また、ハイブリットは日本と違い「エクストラパワー」としての位置付けが主流です。
アメリカや他の国々でも、一部のエコ意識の高い層以外、ハイブリッドがコスパがいいとは考えていないようです。
豊田社長はマツダのクルマ造りに惚れ込んでいる?
ただ、豊田社長は、2014年の東京モーターフェスの各社の社長が自ら運転して登場するイベントでも、レーシングスーツを着て86でスピンターンを繰り返すようなクルマ好きです。
広島のマツダを訪問した際も、本社の応接室ではなく、テストコースに案内して「お好きなクルマにどうぞ」というツボを押さえた歓待だったことが紹介されました。
豊田社長がマツダの「人馬一体」「Be a driver.自分たちが走らせて退屈だと思うクルマは、絶対につくらないと決めている」というクルマ造りのコンセプトを称賛しているのは、社交辞令ではなく本心のように思えます。
その思想を、とかく「80点主義」と言われる自社のエンジニアにも取り込みたいのだと思います。
なお、豊田社長は「カーオブザイヤー」について、「当社はあまり縁がない」と表現し、対してマツダは「私の在任中だけでも2度も取っている」と話し、うらやましがってましたw
ちなみに、前述の2014年の東京モーターフェスでは、各社の社長が当然ながら最新型で登場する中、マツダの小飼社長は25年前の初代ロードスターで登場して「このクルマで、我々は世界中のユーザーに育ててもらった」とコメントし話題になりました。
小飼社長は4:50頃、豊田社長は5:43頃
マツダが欲しいミライ技術
マツダは、2000年頃は水素を燃料とするロータリーエンジンを研究開発し、2013年には小型のロータリーエンジンを発電用として搭載したデミオEV試作車を発表しました。

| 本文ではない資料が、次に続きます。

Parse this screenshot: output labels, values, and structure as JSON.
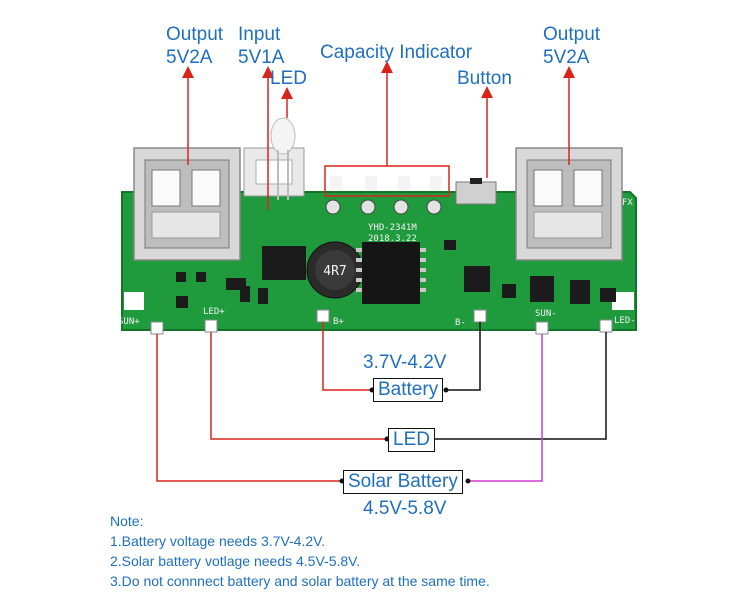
{
  "labels": {
    "output_left_title": "Output",
    "output_left_value": "5V2A",
    "input_title": "Input",
    "input_value": "5V1A",
    "led_top": "LED",
    "capacity_indicator": "Capacity Indicator",
    "button": "Button",
    "output_right_title": "Output",
    "output_right_value": "5V2A",
    "battery_voltage": "3.7V-4.2V",
    "battery_box": "Battery",
    "led_box": "LED",
    "solar_box": "Solar Battery",
    "solar_voltage": "4.5V-5.8V"
  },
  "board": {
    "pcb_text_1": "YHD-2341M",
    "pcb_text_2": "2018.3.22",
    "inductor": "4R7",
    "pad_sun_plus": "SUN+",
    "pad_led_plus": "LED+",
    "pad_b_plus": "B+",
    "pad_b_minus": "B-",
    "pad_sun_minus": "SUN-",
    "pad_led_minus": "LED-",
    "fx": "FX"
  },
  "notes": [
    "Note:",
    "1.Battery voltage needs 3.7V-4.2V.",
    "2.Solar battery votlage needs 4.5V-5.8V.",
    "3.Do not connnect battery and solar battery at the same time."
  ],
  "colors": {
    "label_blue": "#1f6fbf",
    "arrow_red": "#d9241c",
    "wire_black": "#111111",
    "wire_magenta": "#d33ad3",
    "pcb_green": "#1f9a3c"
  }
}
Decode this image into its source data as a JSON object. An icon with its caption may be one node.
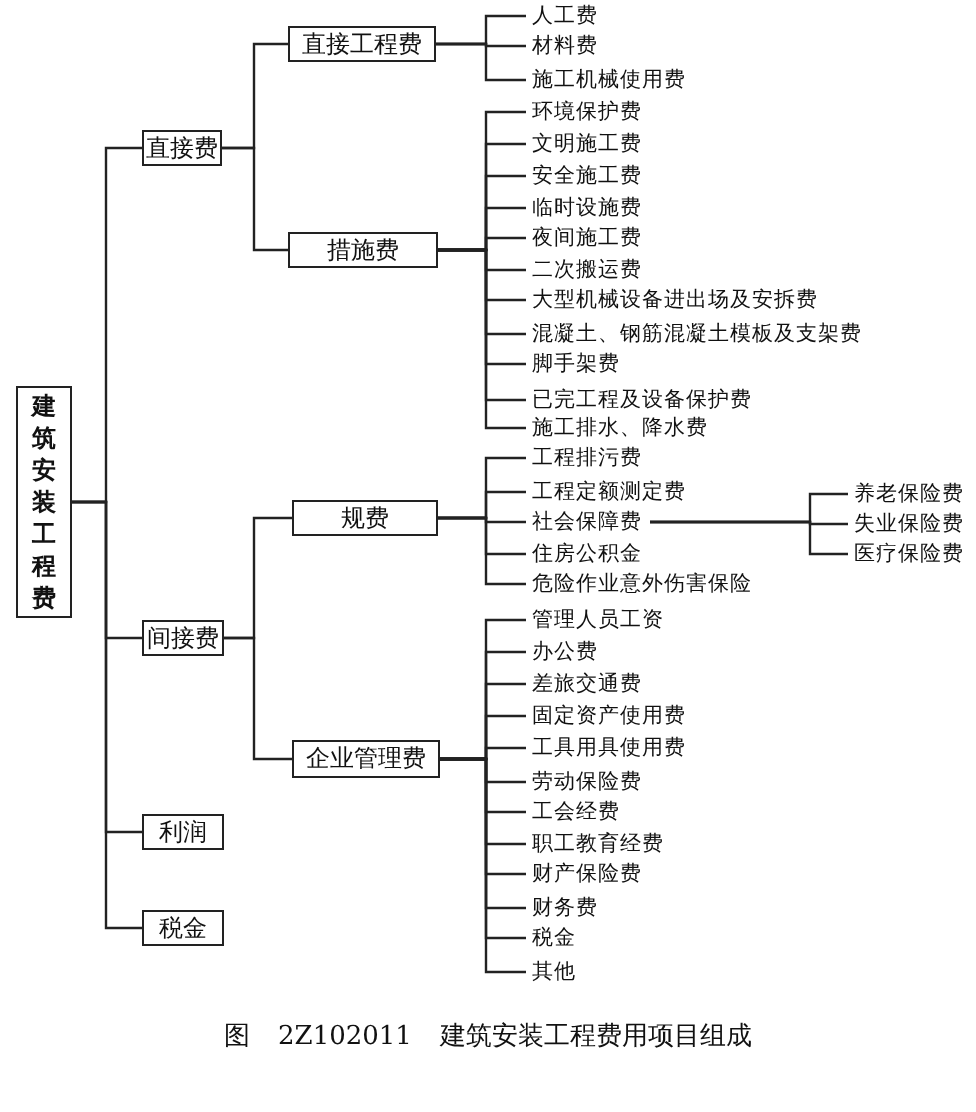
{
  "diagram": {
    "caption": "图 2Z102011 建筑安装工程费用项目组成",
    "nodes": [
      {
        "text": [
          "建筑安装工程费"
        ]
      },
      {
        "text": [
          "直接费"
        ]
      },
      {
        "text": [
          "直接工程费"
        ]
      },
      {
        "text": [
          "人工费"
        ]
      },
      {
        "text": [
          "材料费"
        ]
      },
      {
        "text": [
          "施工机械使用费"
        ]
      },
      {
        "text": [
          "措施费"
        ]
      },
      {
        "text": [
          "环境保护费"
        ]
      },
      {
        "text": [
          "文明施工费"
        ]
      },
      {
        "text": [
          "安全施工费"
        ]
      },
      {
        "text": [
          "临时设施费"
        ]
      },
      {
        "text": [
          "夜间施工费"
        ]
      },
      {
        "text": [
          "二次搬运费"
        ]
      },
      {
        "text": [
          "大型机械设备进出场及安拆费"
        ]
      },
      {
        "text": [
          "混凝土、钢筋混凝土模板及支架费"
        ]
      },
      {
        "text": [
          "脚手架费"
        ]
      },
      {
        "text": [
          "已完工程及设备保护费"
        ]
      },
      {
        "text": [
          "施工排水、降水费"
        ]
      },
      {
        "text": [
          "间接费"
        ]
      },
      {
        "text": [
          "规费"
        ]
      },
      {
        "text": [
          "工程排污费"
        ]
      },
      {
        "text": [
          "工程定额测定费"
        ]
      },
      {
        "text": [
          "社会保障费"
        ]
      },
      {
        "text": [
          "住房公积金"
        ]
      },
      {
        "text": [
          "危险作业意外伤害保险"
        ]
      },
      {
        "text": [
          "养老保险费"
        ]
      },
      {
        "text": [
          "失业保险费"
        ]
      },
      {
        "text": [
          "医疗保险费"
        ]
      },
      {
        "text": [
          "企业管理费"
        ]
      },
      {
        "text": [
          "管理人员工资"
        ]
      },
      {
        "text": [
          "办公费"
        ]
      },
      {
        "text": [
          "差旅交通费"
        ]
      },
      {
        "text": [
          "固定资产使用费"
        ]
      },
      {
        "text": [
          "工具用具使用费"
        ]
      },
      {
        "text": [
          "劳动保险费"
        ]
      },
      {
        "text": [
          "工会经费"
        ]
      },
      {
        "text": [
          "职工教育经费"
        ]
      },
      {
        "text": [
          "财产保险费"
        ]
      },
      {
        "text": [
          "财务费"
        ]
      },
      {
        "text": [
          "税金"
        ]
      },
      {
        "text": [
          "其他"
        ]
      },
      {
        "text": [
          "利润"
        ]
      },
      {
        "text": [
          "税金"
        ]
      }
    ],
    "edges": [
      {
        "from": 0,
        "to": 1,
        "arrow": "none"
      },
      {
        "from": 0,
        "to": 18,
        "arrow": "none"
      },
      {
        "from": 0,
        "to": 41,
        "arrow": "none"
      },
      {
        "from": 0,
        "to": 42,
        "arrow": "none"
      },
      {
        "from": 1,
        "to": 2,
        "arrow": "none"
      },
      {
        "from": 1,
        "to": 6,
        "arrow": "none"
      },
      {
        "from": 2,
        "to": 3,
        "arrow": "none"
      },
      {
        "from": 2,
        "to": 4,
        "arrow": "none"
      },
      {
        "from": 2,
        "to": 5,
        "arrow": "none"
      },
      {
        "from": 6,
        "to": 7,
        "arrow": "none"
      },
      {
        "from": 6,
        "to": 8,
        "arrow": "none"
      },
      {
        "from": 6,
        "to": 9,
        "arrow": "none"
      },
      {
        "from": 6,
        "to": 10,
        "arrow": "none"
      },
      {
        "from": 6,
        "to": 11,
        "arrow": "none"
      },
      {
        "from": 6,
        "to": 12,
        "arrow": "none"
      },
      {
        "from": 6,
        "to": 13,
        "arrow": "none"
      },
      {
        "from": 6,
        "to": 14,
        "arrow": "none"
      },
      {
        "from": 6,
        "to": 15,
        "arrow": "none"
      },
      {
        "from": 6,
        "to": 16,
        "arrow": "none"
      },
      {
        "from": 6,
        "to": 17,
        "arrow": "none"
      },
      {
        "from": 18,
        "to": 19,
        "arrow": "none"
      },
      {
        "from": 18,
        "to": 28,
        "arrow": "none"
      },
      {
        "from": 19,
        "to": 20,
        "arrow": "none"
      },
      {
        "from": 19,
        "to": 21,
        "arrow": "none"
      },
      {
        "from": 19,
        "to": 22,
        "arrow": "none"
      },
      {
        "from": 19,
        "to": 23,
        "arrow": "none"
      },
      {
        "from": 19,
        "to": 24,
        "arrow": "none"
      },
      {
        "from": 22,
        "to": 25,
        "arrow": "none"
      },
      {
        "from": 22,
        "to": 26,
        "arrow": "none"
      },
      {
        "from": 22,
        "to": 27,
        "arrow": "none"
      },
      {
        "from": 28,
        "to": 29,
        "arrow": "none"
      },
      {
        "from": 28,
        "to": 30,
        "arrow": "none"
      },
      {
        "from": 28,
        "to": 31,
        "arrow": "none"
      },
      {
        "from": 28,
        "to": 32,
        "arrow": "none"
      },
      {
        "from": 28,
        "to": 33,
        "arrow": "none"
      },
      {
        "from": 28,
        "to": 34,
        "arrow": "none"
      },
      {
        "from": 28,
        "to": 35,
        "arrow": "none"
      },
      {
        "from": 28,
        "to": 36,
        "arrow": "none"
      },
      {
        "from": 28,
        "to": 37,
        "arrow": "none"
      },
      {
        "from": 28,
        "to": 38,
        "arrow": "none"
      },
      {
        "from": 28,
        "to": 39,
        "arrow": "none"
      },
      {
        "from": 28,
        "to": 40,
        "arrow": "none"
      }
    ]
  }
}
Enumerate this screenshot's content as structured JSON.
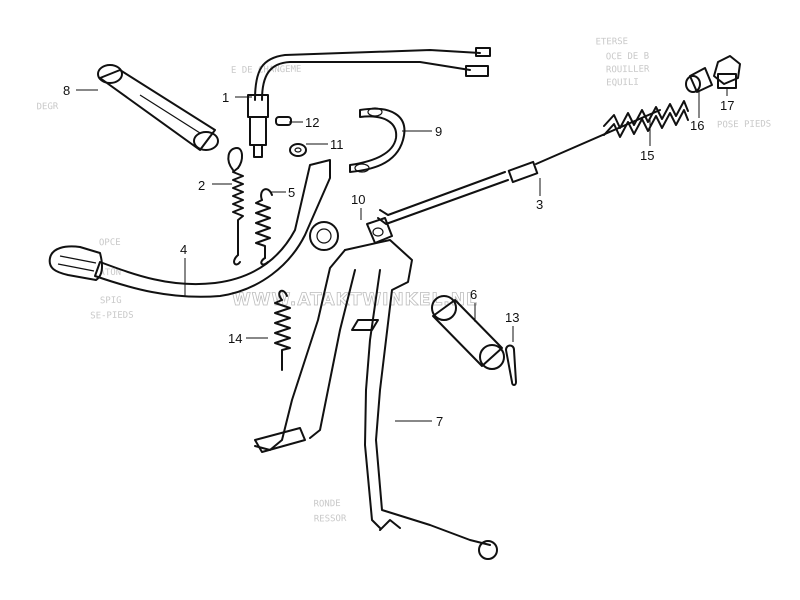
{
  "watermark": "WWW.ATAKTWINKEL.NL",
  "callouts": [
    {
      "id": "1",
      "label": "1"
    },
    {
      "id": "2",
      "label": "2"
    },
    {
      "id": "3",
      "label": "3"
    },
    {
      "id": "4",
      "label": "4"
    },
    {
      "id": "5",
      "label": "5"
    },
    {
      "id": "6",
      "label": "6"
    },
    {
      "id": "7",
      "label": "7"
    },
    {
      "id": "8",
      "label": "8"
    },
    {
      "id": "9",
      "label": "9"
    },
    {
      "id": "10",
      "label": "10"
    },
    {
      "id": "11",
      "label": "11"
    },
    {
      "id": "12",
      "label": "12"
    },
    {
      "id": "13",
      "label": "13"
    },
    {
      "id": "14",
      "label": "14"
    },
    {
      "id": "15",
      "label": "15"
    },
    {
      "id": "16",
      "label": "16"
    },
    {
      "id": "17",
      "label": "17"
    }
  ],
  "background_text": {
    "top_left": "E DE CHANGEME",
    "left_1": "DEGR",
    "top_right_1": "ETERSE",
    "top_right_2": "OCE DE B",
    "top_right_3": "ROUILLER",
    "top_right_4": "EQUILI",
    "right_1": "POSE PIEDS",
    "left_2": "OPCE",
    "left_3": "ATON",
    "left_4": "SPIG",
    "left_5": "SE-PIEDS",
    "bottom_1": "RONDE",
    "bottom_2": "RESSOR"
  }
}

しかし、マツダ自らが認めているように、潤沢ではない経営資源を内燃機関や駆動系の効率化及びデザインに集中した結果、スカイアクティブ、特にクリーンディーゼルが評価され、セールスも順調です。
その分、ハイブリッドやバッテリー技術、そして燃料電池車の開発は遅れている、というより、されていないと言った方がいいでしょう。
トヨタは燃料電池の主要特許を公開していますから、それよりさらに踏み込んだ技術がマツダに提供されることが期待されます。
また小飼社長は「トヨタの厳しい判断基準をクリアするために最高の人材を投入しなければならない」とも語りましたので、メキシコ工場でトヨタ車の生産を請け負うことにより、トヨタの高度な生産管理や生産技術を習得したいと考えているのだと思います。
なお、MIRAIの納期は「2018年以降となる見通し」となっています。え?今年は何年だっけ?w
ですので、マツダに提供されたとしても、発売はもっとずっと先となるでしょう。
トヨタは『大きなサイフ』ではなく
豊田社長は、1990年にマツダの防府工場見学が技術交流の発端だったというエピソードを紹介していました。
ちなみに、豊田社長は「ボウフ」と言ってましたが「ホウフ」ですよw
また豊田社長は、「トヨタというとすぐに『お金』と見られるが、『もっといいクルマ』を作る会社に『ReBORN』したいと頑張っている」
「マツダさんからは『大きなサイフ』ではなく、『もっといいクルマをつくるためのパートナー』と思っていただけるようにしたい」と、現時点での資本提携の可能性を否定しました。